Sir Sandford Fleming, ingénieur civil (Kirkcaldy, Écosse, 7 janv. 1827 -- Halifax, 22 juill. 1915). En plus d'être l'un des plus grands arpenteurs de chemin de fer et ingénieurs civils du Canada au XIXe siècle, Fleming est un scientifique et un inventeur remarquable. Il arrive au Canada en 1845 après avoir étudié les sciences et le génie et après avoir fait son apprentissage professionnel en Écosse. Il se joint à l'équipe d'ingénieurs de l'Ontario, Simcoe and Huron Railway, puis devient, en 1857, ingénieur en chef de la compagnie qui en est issue, la Northern Railway. En 1863, le gouvernement canadien le nomme arpenteur en chef de la première section du chemin de fer prévu reliant Québec à Halifax et à Saint-Jean. Par la suite, il deviendra ingénieur en chef de ce chemin de fer qu'on a nommé Intercolonial Railway.

Fleming est l'ardent défenseur d'un chemin de fer entièrement britannique de l'Atlantique au Pacifique. En 1863, il présente aux autorités de l'Empire, à Londres, une pétition des colons de la rivière Rouge, qui réclament d'urgence la construction d'un chemin de fer reliant cette communauté aux colonies de l'Amérique du Nord britannique situées plus à l'est (voir Colonie de la Rivière Rouge). On ne peut rien faire dans l'immédiat, puisque la Terre de Rupert est alors gouvernée par la Compagnie de la baie d'Hudson (CBH). En 1871, peu de temps après le transfert de la gestion des territoires de l'Ouest de la CBH au gouvernement canadien nouvellement constitué, Fleming est nommé ingénieur du nouveau chemin de fer canadien prévu de Montréal à la côte du Pacifique. On le charge des principaux levés à effectuer dans les Prairies et les Rocheuses, traçant ainsi de nombreux itinéraires possibles pour le nouveau chemin de fer. Il recommande la construction du chemin de fer à travers le Nord des Prairies - région indiquée dans certains rapports d'exploration comme la zone fertile - puis par le Col Yellowhead pour traverser les Rocheuses et, de là, vers le sud jusqu'à Burrard Inlet sur le Pacifique.

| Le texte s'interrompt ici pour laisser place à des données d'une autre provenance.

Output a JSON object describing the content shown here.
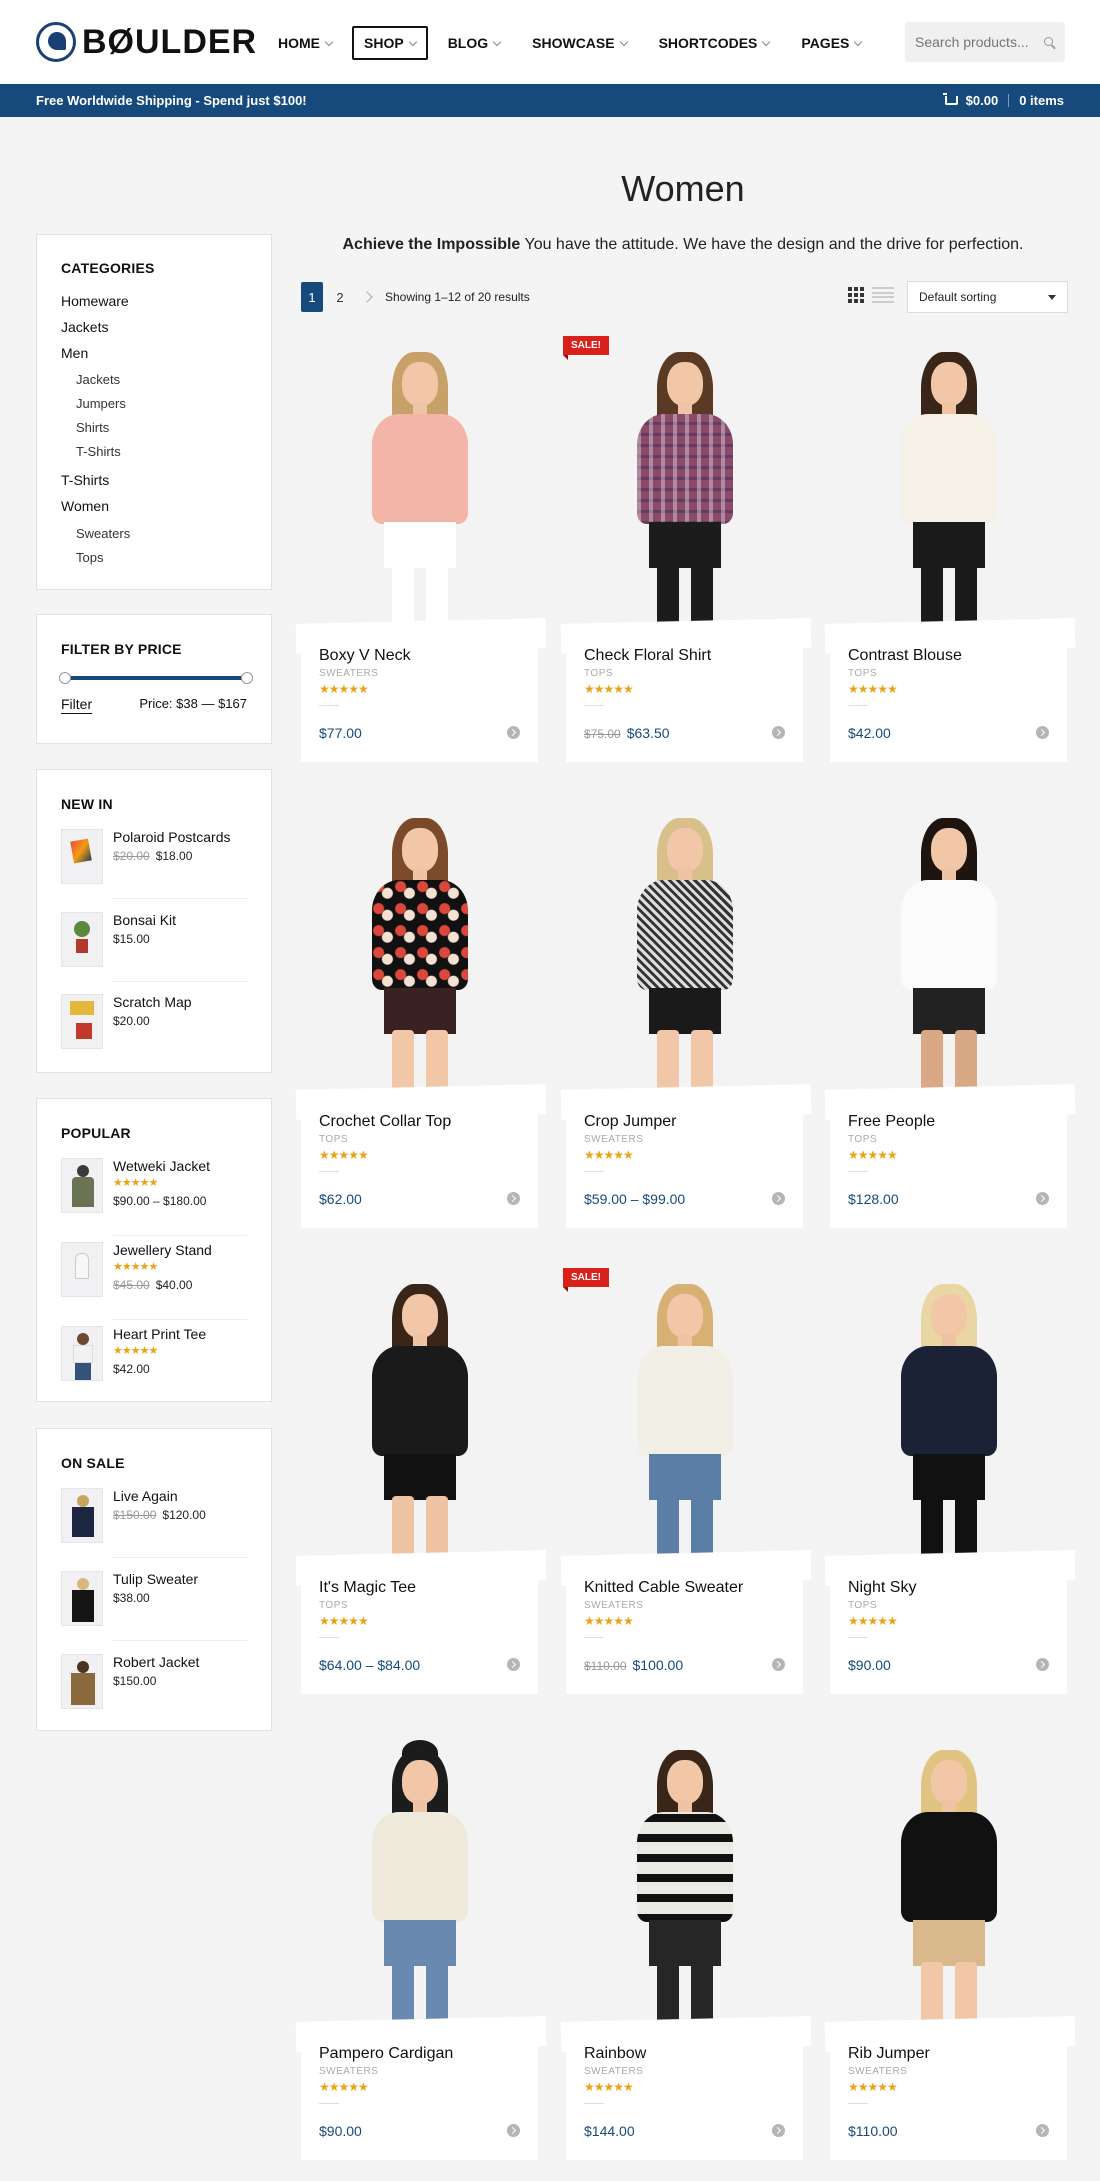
{
  "header": {
    "logo": "BØULDER",
    "nav": [
      {
        "label": "HOME",
        "active": false
      },
      {
        "label": "SHOP",
        "active": true
      },
      {
        "label": "BLOG",
        "active": false
      },
      {
        "label": "SHOWCASE",
        "active": false
      },
      {
        "label": "SHORTCODES",
        "active": false
      },
      {
        "label": "PAGES",
        "active": false
      }
    ],
    "search_placeholder": "Search products..."
  },
  "topbar": {
    "promo": "Free Worldwide Shipping - Spend just $100!",
    "cart_total": "$0.00",
    "cart_items": "0 items"
  },
  "page": {
    "title": "Women",
    "desc_bold": "Achieve the Impossible",
    "desc_rest": " You have the attitude. We have the design and the drive for perfection."
  },
  "sidebar": {
    "categories_title": "CATEGORIES",
    "categories": [
      {
        "label": "Homeware",
        "sub": false
      },
      {
        "label": "Jackets",
        "sub": false
      },
      {
        "label": "Men",
        "sub": false
      },
      {
        "label": "Jackets",
        "sub": true
      },
      {
        "label": "Jumpers",
        "sub": true
      },
      {
        "label": "Shirts",
        "sub": true
      },
      {
        "label": "T-Shirts",
        "sub": true
      },
      {
        "label": "T-Shirts",
        "sub": false
      },
      {
        "label": "Women",
        "sub": false
      },
      {
        "label": "Sweaters",
        "sub": true
      },
      {
        "label": "Tops",
        "sub": true
      }
    ],
    "filter_title": "FILTER BY PRICE",
    "filter_button": "Filter",
    "price_range": "Price: $38 — $167",
    "new_in_title": "NEW IN",
    "new_in": [
      {
        "name": "Polaroid Postcards",
        "old": "$20.00",
        "price": "$18.00"
      },
      {
        "name": "Bonsai Kit",
        "old": "",
        "price": "$15.00"
      },
      {
        "name": "Scratch Map",
        "old": "",
        "price": "$20.00"
      }
    ],
    "popular_title": "POPULAR",
    "popular": [
      {
        "name": "Wetweki Jacket",
        "old": "",
        "price": "$90.00 – $180.00"
      },
      {
        "name": "Jewellery Stand",
        "old": "$45.00",
        "price": "$40.00"
      },
      {
        "name": "Heart Print Tee",
        "old": "",
        "price": "$42.00"
      }
    ],
    "on_sale_title": "ON SALE",
    "on_sale": [
      {
        "name": "Live Again",
        "old": "$150.00",
        "price": "$120.00"
      },
      {
        "name": "Tulip Sweater",
        "old": "",
        "price": "$38.00"
      },
      {
        "name": "Robert Jacket",
        "old": "",
        "price": "$150.00"
      }
    ]
  },
  "toolbar": {
    "pages": [
      "1",
      "2"
    ],
    "results": "Showing 1–12 of 20 results",
    "sorting": "Default sorting"
  },
  "products": [
    {
      "name": "Boxy V Neck",
      "cat": "SWEATERS",
      "old": "",
      "price": "$77.00",
      "sale": false,
      "stars": "★★★★★"
    },
    {
      "name": "Check Floral Shirt",
      "cat": "TOPS",
      "old": "$75.00",
      "price": "$63.50",
      "sale": true,
      "stars": "★★★★★"
    },
    {
      "name": "Contrast Blouse",
      "cat": "TOPS",
      "old": "",
      "price": "$42.00",
      "sale": false,
      "stars": "★★★★★"
    },
    {
      "name": "Crochet Collar Top",
      "cat": "TOPS",
      "old": "",
      "price": "$62.00",
      "sale": false,
      "stars": "★★★★★"
    },
    {
      "name": "Crop Jumper",
      "cat": "SWEATERS",
      "old": "",
      "price": "$59.00 – $99.00",
      "sale": false,
      "stars": "★★★★★"
    },
    {
      "name": "Free People",
      "cat": "TOPS",
      "old": "",
      "price": "$128.00",
      "sale": false,
      "stars": "★★★★★"
    },
    {
      "name": "It's Magic Tee",
      "cat": "TOPS",
      "old": "",
      "price": "$64.00 – $84.00",
      "sale": false,
      "stars": "★★★★★"
    },
    {
      "name": "Knitted Cable Sweater",
      "cat": "SWEATERS",
      "old": "$110.00",
      "price": "$100.00",
      "sale": true,
      "stars": "★★★★★"
    },
    {
      "name": "Night Sky",
      "cat": "TOPS",
      "old": "",
      "price": "$90.00",
      "sale": false,
      "stars": "★★★★★"
    },
    {
      "name": "Pampero Cardigan",
      "cat": "SWEATERS",
      "old": "",
      "price": "$90.00",
      "sale": false,
      "stars": "★★★★★"
    },
    {
      "name": "Rainbow",
      "cat": "SWEATERS",
      "old": "",
      "price": "$144.00",
      "sale": false,
      "stars": "★★★★★"
    },
    {
      "name": "Rib Jumper",
      "cat": "SWEATERS",
      "old": "",
      "price": "$110.00",
      "sale": false,
      "stars": "★★★★★"
    }
  ],
  "sale_label": "SALE!",
  "colors": {
    "brand": "#174a7c",
    "sale": "#d9211b",
    "stars": "#e8a317"
  }
}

Le Canadien Pacifique n'est pas construit selon l'itinéraire recommandé par Fleming, qui avait d'ailleurs relevé plusieurs itinéraires possibles. Il est tout de même consulté lors de la construction du chemin de fer qui traverse les Rocheuses au Col Kicking Horse, découvert par le major A.B. Rogers. Les deux chemins de fer transcontinentaux construits au cours des 20 premières années du XXe siècle suivent l'itinéraire par le col Yellowhead, recommandé par Fleming, mais le chemin de fer du Grand Trunk Pacific Railway est alors construit jusqu'au port de la côte Nord de la Colombie-Britannique, à Prince Rupert, alors que le Canadian Northern Railway, qui traverse l'intérieur de la Colombie-Britannique, suit l'itinéraire recommandé par Fleming.

Fleming quitte le Canadien Pacifique lorsque le gouvernement canadien transfère le projet à une société privée en 1880, mais il continue à faire de la consultation dans le domaine des chemins de fer. Au cours de sa vie, il s'est également intéressé à de nombreux autres projets. Il devient le fervent promoteur d'un câble de télécommunication entre le Canada et l'Australie, car il pense qu'il pourrait créer un lien de communication indispensable pour tout l'Empire britannique. Le câble du Pacifique est installé avec succès en 1902.

Fleming joue également un rôle primordial dans la mise au point d'un système international satisfaisant pour mesurer le temps. Le chemin de fer avait rendu obsolète le vieux système selon lequel chaque centre important règle son horloge selon les conditions astronomiques locales. Fleming prône l'adoption d'un temps standard ou moyen, avec des variations d'une heure selon les fuseaux horaires établis. Il joue un rôle important dans la convocation de l'International Prime Meridian Conference à Washington en 1884, où le système international d'heure normale est adopté et toujours en usage actuellement (voir Fuseaux horaires et heure légale). Il a également dessiné le premier timbre-poste canadien, le castor de trois pence émis en 1851. Il est fait Commandeur de l'Ordre de St-Michel et de St-Georges en 1877, puis chevalier commandeur de cet ordre en 1897.